A large overhanging roof stands above this house that Gus Wüstemann Architects designed in the village of Buchberg, Switzerland.

Wüstemann adapted the form and materiality of the local gabled farm buildings that surround the Swiss village, near Zurich, to create a four-bedroom home that has a concrete frame and a wooden roof.

“We transformed the traditional wooden structure of a barn into a skeleton of concrete with a wooden roof, giving wider dimensions with less structural height,” explained Gus Wüstemann, founder of Gus Wüstemann Architects.




A spacious, open-plan kitchen and dining room, which is sheltered under the large gabled roof, occupies almost the entirety of the ground floor.

A series of retractable glass panels can be moved to open up the space to create what the architect describes as a pavilion-like feel.
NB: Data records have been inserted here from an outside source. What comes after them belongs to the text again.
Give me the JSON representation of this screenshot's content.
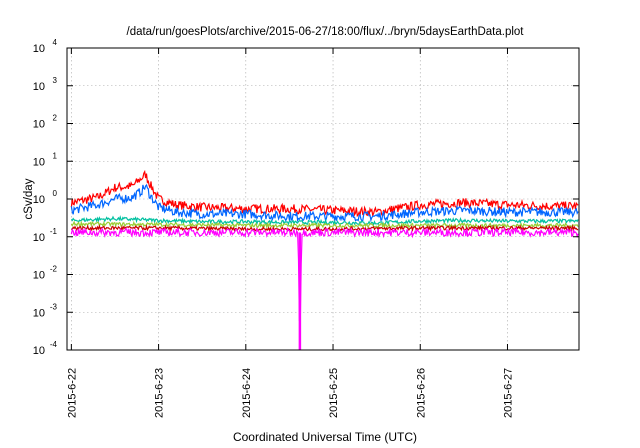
{
  "chart_data": {
    "type": "line",
    "title": "/data/run/goesPlots/archive/2015-06-27/18:00/flux/../bryn/5daysEarthData.plot",
    "xlabel": "Coordinated Universal Time (UTC)",
    "ylabel": "cSv/day",
    "y_scale": "log",
    "ylim": [
      0.0001,
      10000
    ],
    "xlim_days": [
      -0.05,
      5.82
    ],
    "x_ticks": [
      "2015-6-22",
      "2015-6-23",
      "2015-6-24",
      "2015-6-25",
      "2015-6-26",
      "2015-6-27"
    ],
    "y_ticks": [
      {
        "base": "10",
        "exp": "4",
        "value": 10000
      },
      {
        "base": "10",
        "exp": "3",
        "value": 1000
      },
      {
        "base": "10",
        "exp": "2",
        "value": 100
      },
      {
        "base": "10",
        "exp": "1",
        "value": 10
      },
      {
        "base": "10",
        "exp": "0",
        "value": 1
      },
      {
        "base": "10",
        "exp": "-1",
        "value": 0.1
      },
      {
        "base": "10",
        "exp": "-2",
        "value": 0.01
      },
      {
        "base": "10",
        "exp": "-3",
        "value": 0.001
      },
      {
        "base": "10",
        "exp": "-4",
        "value": 0.0001
      }
    ],
    "grid": true,
    "series": [
      {
        "color": "#ff0000",
        "x": [
          0,
          0.3,
          0.5,
          0.7,
          0.8,
          0.85,
          0.9,
          1.0,
          1.2,
          1.5,
          2.0,
          2.5,
          3.0,
          3.5,
          4.0,
          4.5,
          5.0,
          5.5,
          5.8
        ],
        "y": [
          0.8,
          1.1,
          2.0,
          2.2,
          3.5,
          4.5,
          2.5,
          1.0,
          0.7,
          0.6,
          0.55,
          0.55,
          0.5,
          0.45,
          0.7,
          0.8,
          0.7,
          0.65,
          0.65
        ]
      },
      {
        "color": "#0066ff",
        "x": [
          0,
          0.3,
          0.5,
          0.7,
          0.8,
          0.85,
          0.9,
          1.0,
          1.2,
          1.5,
          2.0,
          2.5,
          3.0,
          3.5,
          4.0,
          4.5,
          5.0,
          5.5,
          5.8
        ],
        "y": [
          0.5,
          0.7,
          1.0,
          1.1,
          1.6,
          2.2,
          1.3,
          0.6,
          0.45,
          0.4,
          0.4,
          0.35,
          0.35,
          0.35,
          0.45,
          0.5,
          0.45,
          0.45,
          0.45
        ]
      },
      {
        "color": "#00c0a0",
        "x": [
          0,
          0.5,
          1.0,
          1.5,
          2.0,
          2.5,
          3.0,
          3.5,
          4.0,
          4.5,
          5.0,
          5.5,
          5.8
        ],
        "y": [
          0.27,
          0.3,
          0.27,
          0.25,
          0.25,
          0.24,
          0.24,
          0.23,
          0.26,
          0.27,
          0.26,
          0.26,
          0.26
        ]
      },
      {
        "color": "#9acd32",
        "x": [
          0,
          1.0,
          2.0,
          3.0,
          4.0,
          5.0,
          5.8
        ],
        "y": [
          0.22,
          0.21,
          0.2,
          0.2,
          0.2,
          0.2,
          0.2
        ]
      },
      {
        "color": "#cc0000",
        "x": [
          0,
          1.0,
          2.0,
          3.0,
          4.0,
          5.0,
          5.8
        ],
        "y": [
          0.17,
          0.17,
          0.16,
          0.16,
          0.17,
          0.17,
          0.17
        ]
      },
      {
        "color": "#ff00ff",
        "x": [
          0,
          1.0,
          2.0,
          2.6,
          2.62,
          2.64,
          3.0,
          4.0,
          5.0,
          5.8
        ],
        "y": [
          0.13,
          0.13,
          0.13,
          0.13,
          0.0001,
          0.13,
          0.13,
          0.13,
          0.13,
          0.13
        ]
      }
    ]
  }
}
“The concept was to have a gable roof covering an open ground floor of which half of it is outside space, like a barn, so in the summer the living area doubles,” Wüstemann told Dezeen.
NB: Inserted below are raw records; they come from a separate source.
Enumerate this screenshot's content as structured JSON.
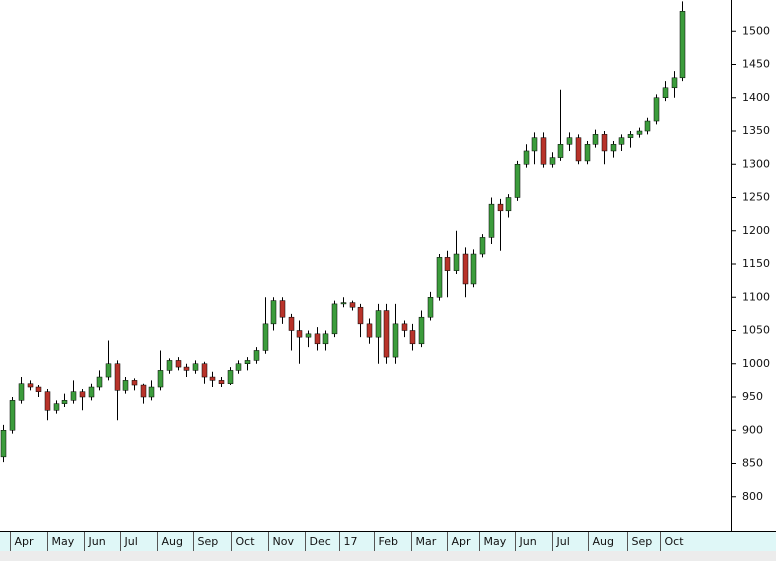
{
  "chart_data": {
    "type": "candlestick",
    "x": [
      2,
      7,
      12,
      17,
      22,
      27,
      32,
      37,
      42,
      47,
      52,
      57,
      62,
      67,
      72,
      77,
      82,
      87,
      92,
      97,
      102,
      107,
      112,
      117,
      122,
      127,
      132,
      137,
      142,
      147,
      152,
      157,
      162,
      167,
      172,
      177,
      182,
      187,
      192,
      197,
      202,
      207,
      212,
      217,
      222,
      227,
      232,
      237,
      242,
      247,
      252,
      257,
      262,
      267,
      272,
      277,
      282,
      287,
      292,
      297,
      302,
      307,
      312,
      317,
      322,
      327,
      332,
      337,
      342,
      347,
      352,
      357,
      362,
      367,
      372,
      377,
      382,
      387,
      392
    ],
    "open": [
      860,
      900,
      945,
      970,
      965,
      958,
      930,
      940,
      945,
      958,
      950,
      965,
      980,
      1000,
      960,
      975,
      968,
      950,
      965,
      990,
      1005,
      995,
      990,
      1000,
      980,
      975,
      970,
      990,
      1000,
      1005,
      1020,
      1060,
      1095,
      1070,
      1050,
      1040,
      1045,
      1030,
      1045,
      1090,
      1092,
      1085,
      1060,
      1040,
      1080,
      1010,
      1060,
      1050,
      1030,
      1070,
      1100,
      1160,
      1140,
      1165,
      1120,
      1165,
      1190,
      1240,
      1230,
      1250,
      1300,
      1320,
      1340,
      1300,
      1310,
      1330,
      1340,
      1305,
      1330,
      1345,
      1320,
      1330,
      1340,
      1345,
      1350,
      1365,
      1400,
      1415,
      1430
    ],
    "high": [
      908,
      950,
      980,
      975,
      968,
      962,
      945,
      955,
      975,
      962,
      970,
      990,
      1035,
      1005,
      980,
      978,
      970,
      975,
      1020,
      1008,
      1010,
      1000,
      1005,
      1003,
      988,
      980,
      995,
      1005,
      1010,
      1025,
      1100,
      1100,
      1100,
      1075,
      1065,
      1050,
      1055,
      1050,
      1095,
      1100,
      1095,
      1090,
      1068,
      1090,
      1090,
      1090,
      1065,
      1060,
      1080,
      1108,
      1165,
      1170,
      1200,
      1175,
      1172,
      1195,
      1250,
      1248,
      1255,
      1305,
      1330,
      1348,
      1348,
      1318,
      1412,
      1348,
      1345,
      1335,
      1352,
      1350,
      1335,
      1345,
      1350,
      1355,
      1370,
      1405,
      1425,
      1440,
      1545
    ],
    "low": [
      852,
      895,
      940,
      960,
      950,
      915,
      925,
      935,
      940,
      930,
      945,
      960,
      975,
      915,
      955,
      960,
      940,
      945,
      960,
      985,
      990,
      980,
      985,
      970,
      965,
      965,
      968,
      985,
      990,
      1000,
      1015,
      1050,
      1060,
      1020,
      1000,
      1025,
      1020,
      1020,
      1040,
      1085,
      1080,
      1040,
      1030,
      1000,
      1000,
      1000,
      1040,
      1020,
      1025,
      1065,
      1095,
      1100,
      1135,
      1100,
      1115,
      1160,
      1180,
      1170,
      1220,
      1245,
      1295,
      1300,
      1295,
      1295,
      1305,
      1320,
      1300,
      1300,
      1325,
      1300,
      1310,
      1320,
      1325,
      1340,
      1345,
      1360,
      1395,
      1400,
      1425
    ],
    "close": [
      900,
      945,
      970,
      965,
      958,
      930,
      940,
      945,
      958,
      950,
      965,
      980,
      1000,
      960,
      975,
      968,
      950,
      965,
      990,
      1005,
      995,
      990,
      1000,
      980,
      975,
      970,
      990,
      1000,
      1005,
      1020,
      1060,
      1095,
      1070,
      1050,
      1040,
      1045,
      1030,
      1045,
      1090,
      1092,
      1085,
      1060,
      1040,
      1080,
      1010,
      1060,
      1050,
      1030,
      1070,
      1100,
      1160,
      1140,
      1165,
      1120,
      1165,
      1190,
      1240,
      1230,
      1250,
      1300,
      1320,
      1340,
      1300,
      1310,
      1330,
      1340,
      1305,
      1330,
      1345,
      1320,
      1330,
      1340,
      1345,
      1350,
      1365,
      1400,
      1415,
      1430,
      1530
    ],
    "up_color": "#3c9c3c",
    "down_color": "#b8332a",
    "xlim": [
      0,
      420
    ],
    "xticks": [
      {
        "value": 6,
        "label": "Apr"
      },
      {
        "value": 27,
        "label": "May"
      },
      {
        "value": 48,
        "label": "Jun"
      },
      {
        "value": 69,
        "label": "Jul"
      },
      {
        "value": 90,
        "label": "Aug"
      },
      {
        "value": 111,
        "label": "Sep"
      },
      {
        "value": 133,
        "label": "Oct"
      },
      {
        "value": 154,
        "label": "Nov"
      },
      {
        "value": 175,
        "label": "Dec"
      },
      {
        "value": 195,
        "label": "17"
      },
      {
        "value": 215,
        "label": "Feb"
      },
      {
        "value": 236,
        "label": "Mar"
      },
      {
        "value": 257,
        "label": "Apr"
      },
      {
        "value": 275,
        "label": "May"
      },
      {
        "value": 296,
        "label": "Jun"
      },
      {
        "value": 317,
        "label": "Jul"
      },
      {
        "value": 338,
        "label": "Aug"
      },
      {
        "value": 360,
        "label": "Sep"
      },
      {
        "value": 379,
        "label": "Oct"
      }
    ],
    "ylim": [
      750,
      1547
    ],
    "yticks": [
      800,
      850,
      900,
      950,
      1000,
      1050,
      1100,
      1150,
      1200,
      1250,
      1300,
      1350,
      1400,
      1450,
      1500
    ]
  }
}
“When all the wooden sliding windows are open, it feels as there is only a roof, like a pavilion.”



Separated from the open-plan kitchen by a staircase is a smaller living room that has a built-in concrete fireplace and window seat.

These stairs lead down to the basement, which contains a garage and study, and up to the four bedrooms that are contained within the roof space.
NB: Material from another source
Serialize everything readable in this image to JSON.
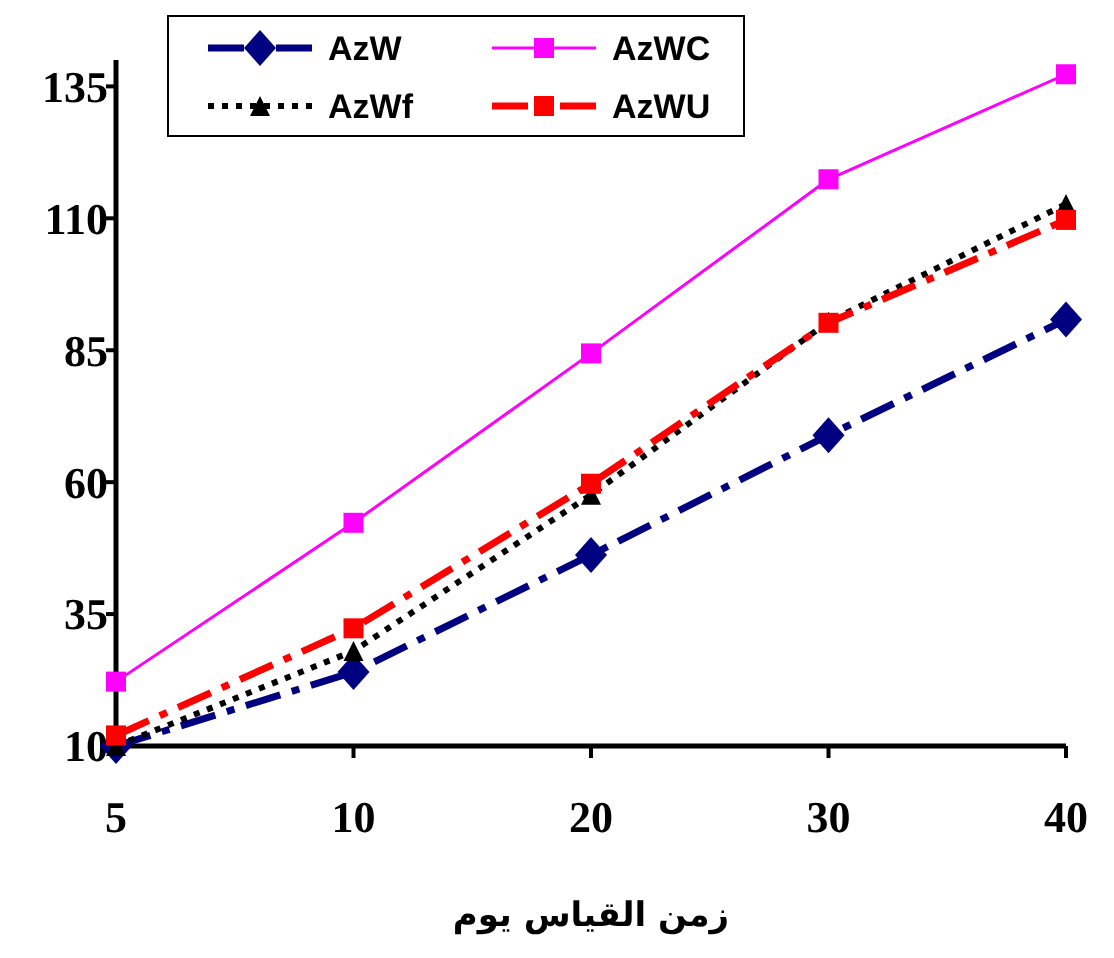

Throughout the project, Gus Wüstemann Architects limited the finishes to a combination of raw concrete and timber.

According to the studio, these materials help to give the building a more barn-like aesthetic and reduce the feeling of domesticity.



“The rawness and pragmatism of just having the two materials wood and concrete refers to a simple, almost industrial aesthetic of a barn. It’s a reference to craftsmanship, how is it made,” explained Wüsteman.

“The absence of residential connotations leaves more freedom for experiencing space.”



Although the majority of the ground floor is concrete, Wüsteman doesn’t believe that this gives the house a cold feeling.

“I never felt a combination of concrete and wood could be cold,” he said. “Obviously people react differently and sometimes we have prejudices because of things we were told.”

“The photos were taken on a foggy day in the fall – maybe the picture of the house taken from the street could give that impression, concrete and fog – melancholic,” he continued.


他說:“我從來沒有感覺到混凝土和木材的結合會很冷。” “顯然,人們的反應有所不同,有時由於被告知的事情,我們會有偏見。”


Wüstemann founded his Zurich-based studio in 1997 and has completed numerous projects in the city. These include an affordable apartment block almost entirely from concrete, dividing a 19th-century building into nine flats and using raw concrete to create a home and poolhouse overlooking Lake Zurich.

Photography is by Bruno Helbling.

伍斯特曼(Wüstemann)於1997年在蘇黎世成立了自己的工作室,並在該市完成了許多項目。 其中包括負擔得起的公寓樓,幾乎全部用混凝土建造,將一棟19世紀的建築分成9個單位,並使用未加工的混凝土建造可俯瞰蘇黎世湖的房屋和游泳池。

攝影是Bruno Helbling拍攝的。